JavaScript Type Conversions
					

W3Schools offers free online tutorials, references and exercises in all the major languages of the web. Covering popular subjects like HTML, CSS, JavaScript, Python, SQL, Java, and many, many more.




					www.w3schools.com
				




Javascript nimmt solche Konvertierungen bei Bedarf automatsich vor.


----------



## N3WM4N (27. Aug 2021)

ok vielen Dank. Also um es formal richtig zu machen. nutzt man trotzdem parseFloat?


----------



## LimDul (27. Aug 2021)

Ich vermeide JavaScript wie der Teufel das Weihwasser, daher kann ich zu Best Practices nichts sagen.

Aber grundsätzlich würde ich sagen ja, lieber explizit parsen.

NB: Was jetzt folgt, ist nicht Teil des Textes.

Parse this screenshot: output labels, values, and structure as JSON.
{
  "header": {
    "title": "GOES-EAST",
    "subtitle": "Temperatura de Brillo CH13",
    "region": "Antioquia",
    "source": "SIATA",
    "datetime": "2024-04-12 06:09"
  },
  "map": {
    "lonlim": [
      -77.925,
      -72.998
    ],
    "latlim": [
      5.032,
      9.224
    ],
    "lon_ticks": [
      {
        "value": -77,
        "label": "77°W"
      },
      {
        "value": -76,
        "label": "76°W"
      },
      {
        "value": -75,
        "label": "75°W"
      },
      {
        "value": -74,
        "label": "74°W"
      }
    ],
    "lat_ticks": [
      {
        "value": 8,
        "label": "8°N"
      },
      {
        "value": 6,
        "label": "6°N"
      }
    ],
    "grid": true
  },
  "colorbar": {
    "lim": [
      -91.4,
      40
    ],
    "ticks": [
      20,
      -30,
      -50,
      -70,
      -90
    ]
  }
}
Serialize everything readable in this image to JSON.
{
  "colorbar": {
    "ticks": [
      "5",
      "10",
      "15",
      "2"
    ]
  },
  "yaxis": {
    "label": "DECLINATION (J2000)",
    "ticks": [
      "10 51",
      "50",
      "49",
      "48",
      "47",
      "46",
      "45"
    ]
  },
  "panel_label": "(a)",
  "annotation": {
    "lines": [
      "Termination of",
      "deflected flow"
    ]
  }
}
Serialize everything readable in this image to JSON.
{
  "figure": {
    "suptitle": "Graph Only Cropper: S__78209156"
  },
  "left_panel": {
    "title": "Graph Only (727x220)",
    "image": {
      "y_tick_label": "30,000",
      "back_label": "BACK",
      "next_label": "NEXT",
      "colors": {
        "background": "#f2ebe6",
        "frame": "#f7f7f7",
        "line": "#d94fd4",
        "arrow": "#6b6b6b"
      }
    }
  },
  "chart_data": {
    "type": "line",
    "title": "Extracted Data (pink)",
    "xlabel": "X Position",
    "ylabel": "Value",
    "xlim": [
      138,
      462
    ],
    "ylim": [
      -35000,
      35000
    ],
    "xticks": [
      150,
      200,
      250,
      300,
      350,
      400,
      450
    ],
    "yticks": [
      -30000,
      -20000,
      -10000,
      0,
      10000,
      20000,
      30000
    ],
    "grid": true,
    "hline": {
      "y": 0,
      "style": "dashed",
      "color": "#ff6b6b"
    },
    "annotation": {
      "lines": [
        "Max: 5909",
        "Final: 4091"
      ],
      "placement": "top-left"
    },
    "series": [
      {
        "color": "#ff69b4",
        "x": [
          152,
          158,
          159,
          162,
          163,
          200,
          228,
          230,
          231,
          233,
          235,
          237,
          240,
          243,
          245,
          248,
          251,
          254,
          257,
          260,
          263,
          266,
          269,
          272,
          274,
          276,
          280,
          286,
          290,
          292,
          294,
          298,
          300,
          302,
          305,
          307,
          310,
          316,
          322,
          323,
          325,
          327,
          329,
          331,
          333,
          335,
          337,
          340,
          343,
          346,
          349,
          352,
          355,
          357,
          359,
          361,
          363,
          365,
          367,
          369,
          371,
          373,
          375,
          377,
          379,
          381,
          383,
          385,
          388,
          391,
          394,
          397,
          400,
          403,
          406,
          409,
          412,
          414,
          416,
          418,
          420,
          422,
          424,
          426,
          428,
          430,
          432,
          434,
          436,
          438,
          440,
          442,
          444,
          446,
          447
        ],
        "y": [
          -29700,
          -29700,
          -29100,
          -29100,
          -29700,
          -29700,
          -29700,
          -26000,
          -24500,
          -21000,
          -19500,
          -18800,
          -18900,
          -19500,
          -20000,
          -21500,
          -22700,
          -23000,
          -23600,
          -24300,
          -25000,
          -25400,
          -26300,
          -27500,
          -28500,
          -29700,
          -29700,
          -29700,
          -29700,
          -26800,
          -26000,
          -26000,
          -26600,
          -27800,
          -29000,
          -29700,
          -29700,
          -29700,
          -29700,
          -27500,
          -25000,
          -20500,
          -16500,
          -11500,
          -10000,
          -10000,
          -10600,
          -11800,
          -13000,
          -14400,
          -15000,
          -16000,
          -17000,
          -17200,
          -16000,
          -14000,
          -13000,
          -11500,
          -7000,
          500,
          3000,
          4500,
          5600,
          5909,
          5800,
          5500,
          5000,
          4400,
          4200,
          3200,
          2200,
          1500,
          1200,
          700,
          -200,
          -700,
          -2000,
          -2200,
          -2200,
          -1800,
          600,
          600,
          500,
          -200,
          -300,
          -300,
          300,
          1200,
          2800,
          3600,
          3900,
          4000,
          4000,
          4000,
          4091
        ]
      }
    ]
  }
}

Wie die Seite ja auch sagt:



> When JavaScript tries to operate on a "wrong" data type, it will try to convert the value to a "right" type.
> 
> *The result is not always what you expect:*



Dann hat man eine Stelle, wo man das konvertiert und hat auch die Chance auf Fehler & Co zu reagieren bzw. Prüfungen zu machen anstelle sich auf "Magie" zu verlassen.


----------



## M.L. (27. Aug 2021)

Und wenn nicht raten will (was z.B. interne Umwandlungen angeht) kann man sich TypeScript ansehen.


----------



## Oneixee5 (27. Aug 2021)

N3WM4N hat gesagt.:


> ok vielen Dank. Also um es formal richtig zu machen. nutzt man trotzdem parseFloat?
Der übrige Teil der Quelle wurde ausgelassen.